I suspect that most artists tend to use both symbols as Wings does — mostly inerchangeably. Using the two in the same work, as he has done on occasion, seems to integrate both of Bear’s common traditional identities, turning the animals into, in effect, medicine warriors.
That’s a motif that is reflected, almost by default, in the work below:
It’s one in Wings’s signature Warrior Woman signature series — in this instance, a work entitled Bear Medicine. He added the stamped symbol that represents Bear’s hind paws to the moon that this female warrior holds in her left hand. But look closer . . . specifically, at her head. Every Warrior Woman’s head and hair are formed from the same stamp: the one representing Bear’s front paws. It imbues every entry in the series (indeed, the archetype of the design itself) with Bear’s great power, and helps to ensure that each Warrior Woman, whether pendant or pin, is in fact a Medicine warrior of a sort.
That notion of healing appears again in this work:
In Native art, the hand motif can mean many things: identity; ownership; healing. Wings often uses it to represent the last quality — in other words, as a medicine symbol. In the earrings shown here, the addition of the bear-paw stamp was designed to supplement the imagery of hand, heart, arrow, and flowing water: all united, integrated into a whole that represented guidance, harmony, healing, and life itself.
I said at the outset that around here, Bear represents power.
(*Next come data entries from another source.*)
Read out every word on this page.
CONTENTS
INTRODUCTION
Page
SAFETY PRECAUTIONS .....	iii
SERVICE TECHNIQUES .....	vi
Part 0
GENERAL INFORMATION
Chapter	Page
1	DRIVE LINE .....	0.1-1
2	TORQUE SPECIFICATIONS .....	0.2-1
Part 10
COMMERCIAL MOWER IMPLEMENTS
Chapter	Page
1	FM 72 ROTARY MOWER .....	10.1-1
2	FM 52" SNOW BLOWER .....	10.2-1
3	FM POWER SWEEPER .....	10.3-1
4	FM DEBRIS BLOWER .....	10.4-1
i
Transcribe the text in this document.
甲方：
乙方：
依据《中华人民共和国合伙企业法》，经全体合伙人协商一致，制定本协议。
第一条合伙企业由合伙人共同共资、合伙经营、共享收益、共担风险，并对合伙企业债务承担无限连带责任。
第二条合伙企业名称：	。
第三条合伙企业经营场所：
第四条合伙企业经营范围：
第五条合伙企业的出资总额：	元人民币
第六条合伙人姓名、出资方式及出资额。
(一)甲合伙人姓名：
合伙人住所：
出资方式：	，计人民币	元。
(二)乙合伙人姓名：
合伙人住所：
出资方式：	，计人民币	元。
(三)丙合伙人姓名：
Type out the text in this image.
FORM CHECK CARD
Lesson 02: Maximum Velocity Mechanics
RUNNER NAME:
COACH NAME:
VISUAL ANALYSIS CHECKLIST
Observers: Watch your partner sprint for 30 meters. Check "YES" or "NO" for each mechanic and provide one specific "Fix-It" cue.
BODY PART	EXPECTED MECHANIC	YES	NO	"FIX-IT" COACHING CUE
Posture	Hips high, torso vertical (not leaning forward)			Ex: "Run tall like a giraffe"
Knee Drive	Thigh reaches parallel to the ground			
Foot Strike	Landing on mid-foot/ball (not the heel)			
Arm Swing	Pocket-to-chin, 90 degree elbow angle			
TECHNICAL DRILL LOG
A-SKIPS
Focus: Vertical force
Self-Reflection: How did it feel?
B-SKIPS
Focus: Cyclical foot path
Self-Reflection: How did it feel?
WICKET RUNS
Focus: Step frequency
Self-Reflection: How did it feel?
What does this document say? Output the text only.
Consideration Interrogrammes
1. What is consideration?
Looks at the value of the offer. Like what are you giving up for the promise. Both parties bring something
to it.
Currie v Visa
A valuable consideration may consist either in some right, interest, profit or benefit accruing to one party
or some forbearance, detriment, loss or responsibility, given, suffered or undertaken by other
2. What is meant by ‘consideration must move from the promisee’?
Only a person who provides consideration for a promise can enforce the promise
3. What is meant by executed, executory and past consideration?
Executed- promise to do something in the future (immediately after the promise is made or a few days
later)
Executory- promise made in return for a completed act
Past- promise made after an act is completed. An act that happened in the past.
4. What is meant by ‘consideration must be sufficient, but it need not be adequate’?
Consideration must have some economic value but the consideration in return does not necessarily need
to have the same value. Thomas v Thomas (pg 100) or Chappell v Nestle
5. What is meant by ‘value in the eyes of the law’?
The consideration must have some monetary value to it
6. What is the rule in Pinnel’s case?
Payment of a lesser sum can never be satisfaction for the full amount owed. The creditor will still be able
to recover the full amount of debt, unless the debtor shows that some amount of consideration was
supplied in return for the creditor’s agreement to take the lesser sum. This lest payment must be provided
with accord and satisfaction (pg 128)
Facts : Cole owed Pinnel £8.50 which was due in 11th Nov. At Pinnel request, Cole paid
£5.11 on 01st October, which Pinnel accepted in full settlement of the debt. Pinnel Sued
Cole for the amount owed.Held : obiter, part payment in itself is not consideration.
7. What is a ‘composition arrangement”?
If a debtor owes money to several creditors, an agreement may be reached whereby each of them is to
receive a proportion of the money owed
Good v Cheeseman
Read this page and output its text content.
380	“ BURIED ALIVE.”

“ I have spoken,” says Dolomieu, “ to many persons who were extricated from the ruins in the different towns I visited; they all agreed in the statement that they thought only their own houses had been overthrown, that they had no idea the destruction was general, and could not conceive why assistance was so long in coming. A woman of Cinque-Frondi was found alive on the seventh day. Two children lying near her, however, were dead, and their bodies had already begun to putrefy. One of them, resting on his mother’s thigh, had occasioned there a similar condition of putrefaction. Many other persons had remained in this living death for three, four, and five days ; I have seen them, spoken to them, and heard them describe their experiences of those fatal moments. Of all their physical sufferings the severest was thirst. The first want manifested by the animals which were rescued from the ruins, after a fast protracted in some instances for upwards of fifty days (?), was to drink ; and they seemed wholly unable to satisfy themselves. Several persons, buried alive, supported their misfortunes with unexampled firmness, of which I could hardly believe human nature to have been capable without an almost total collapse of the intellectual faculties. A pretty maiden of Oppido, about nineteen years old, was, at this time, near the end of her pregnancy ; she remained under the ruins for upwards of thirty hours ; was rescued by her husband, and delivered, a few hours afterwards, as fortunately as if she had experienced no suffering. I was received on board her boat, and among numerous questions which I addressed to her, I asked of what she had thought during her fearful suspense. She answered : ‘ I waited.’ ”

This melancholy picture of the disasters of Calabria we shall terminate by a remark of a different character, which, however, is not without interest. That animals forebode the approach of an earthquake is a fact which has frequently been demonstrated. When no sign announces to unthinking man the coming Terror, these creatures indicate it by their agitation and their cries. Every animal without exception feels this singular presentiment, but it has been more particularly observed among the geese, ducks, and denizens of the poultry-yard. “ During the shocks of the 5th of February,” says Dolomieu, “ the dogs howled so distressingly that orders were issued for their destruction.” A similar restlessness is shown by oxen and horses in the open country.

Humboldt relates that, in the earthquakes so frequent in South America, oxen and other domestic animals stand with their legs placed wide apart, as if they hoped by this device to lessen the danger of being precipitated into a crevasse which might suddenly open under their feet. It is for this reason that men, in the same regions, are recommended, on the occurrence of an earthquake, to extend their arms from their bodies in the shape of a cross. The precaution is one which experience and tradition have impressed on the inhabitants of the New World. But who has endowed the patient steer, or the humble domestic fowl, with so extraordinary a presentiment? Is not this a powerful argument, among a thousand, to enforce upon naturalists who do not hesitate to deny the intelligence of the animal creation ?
It’s a meaning that exists in virtually every form of symbolism I’ve seen ascribed to the great creature, regardless of cultural variation: As a symbol of protection of the clan, of bravery in battle, of the healing of the people, as a guardian of the winds and the sacred directions, it is, fundamentally, a signifier of great power. I’m going to close today’s post with two works from one of our artists (one sold; one still in inventory) that demonstrate that power in very clear ways. Both are sculptures by Ned Archuleta. The first is shown above: Tiwa Messengers, a now-sold work that signifies some of the spirits of the people here, Eagle at the top, an elder at the center . . . and, at the base, Bear. In this instance, it’s a stylized version of the humpbacked bear, one with more fully articulated limbs and features and possessed of a clear sense of motion.
The second remains in our inventory at the moment, and it’s always been one of my favorites:
The name of the piece is BearHawk, and it’s a beautifully mysterious invocation of the power of the spirits, of the way in which those guides represented by the spirits of animals are at one with the human spirit, and can find expression in the wisdom of traditional elders and medicine persons.
These two pieces, like Wings’s own work, seem to me to bring together all of the pieces of Bear’s identity as a spirit and integrate them into a harmonious whole, one that embodies and transcends the identity found in the title of this post: Medicine Warriors.